ДМИТРИЙ КОНСТАНТИНОВИЧ
   Больше всего это было похоже на работу археолога, реконструирующего какой-нибудь древний храм или дворец. От него и остались-то крохи фундамента да слабый контур, просматривающийся лишь с самолета; но проходит несколько лет, и вот ты находишь в книге фотографию, под которой написано: "Зиккурат Урнамму. Реконструкция". И постройка столь красива, столь органично вписывается в ландшафт, что невозможно не поверить — да, именно так это выглядело когда-то, так и никак иначе. Палеоскульптор, по останкам человека воссоздающий его портрет; палеонтолог, по нескольким костям восстанавливающий облик динозавра, — они могли бы понять то, с чем пришлось столкнуться мне.
   Прежде всего надо было записать партитуру. После нескольких прослушиваний я справился с этой задачей довольно легко. Но потом… Потом начались муки. И впервые в жизни я мог сказать — это были муки творчества.

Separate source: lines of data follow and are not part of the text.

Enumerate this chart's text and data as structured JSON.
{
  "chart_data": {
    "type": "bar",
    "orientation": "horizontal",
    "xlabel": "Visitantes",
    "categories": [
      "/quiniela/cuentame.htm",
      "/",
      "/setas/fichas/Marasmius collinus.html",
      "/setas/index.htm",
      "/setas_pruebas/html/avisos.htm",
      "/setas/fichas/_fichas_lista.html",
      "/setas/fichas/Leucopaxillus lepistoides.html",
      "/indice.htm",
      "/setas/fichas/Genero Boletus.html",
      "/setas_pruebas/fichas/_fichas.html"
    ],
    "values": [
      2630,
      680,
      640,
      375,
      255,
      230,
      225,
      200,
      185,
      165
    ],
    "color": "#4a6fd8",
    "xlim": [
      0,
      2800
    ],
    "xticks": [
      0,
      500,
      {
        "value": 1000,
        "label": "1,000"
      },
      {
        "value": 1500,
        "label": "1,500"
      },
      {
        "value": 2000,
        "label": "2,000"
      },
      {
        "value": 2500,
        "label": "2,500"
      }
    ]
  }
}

   Какое это магическое слово — твор-чест-во. Созидание. Из ничего, из памяти, из собственной души извлечь музыку — что может быть выше этого?! Но я извлекал ее только из инструмента и листов партитуры. Я был исполнителем — неплохим исполнителем — и не более того. А больше всего мне хотелось услышать: композитор Дмитрий Штудин. Тщеславие? Не знаю. Может быть. Хотя главное для меня в конечном счете было не это, а сам процесс творчества, процесс мне недоступный. Как говориться, бодливой корове бог рог не дает… И теперь мне представился единственный шанс. Единственный — потому что в этой записи, которую Николай Михайлович просил меня восстановить, я почувствовал руку гения. Я сам не бог весть что. Но почувствовать гения, узнать его-это я могу. Тут просто невозможно ошибиться. Потому что гармония, настоящая гармония любого заставит остановиться в священном трепете.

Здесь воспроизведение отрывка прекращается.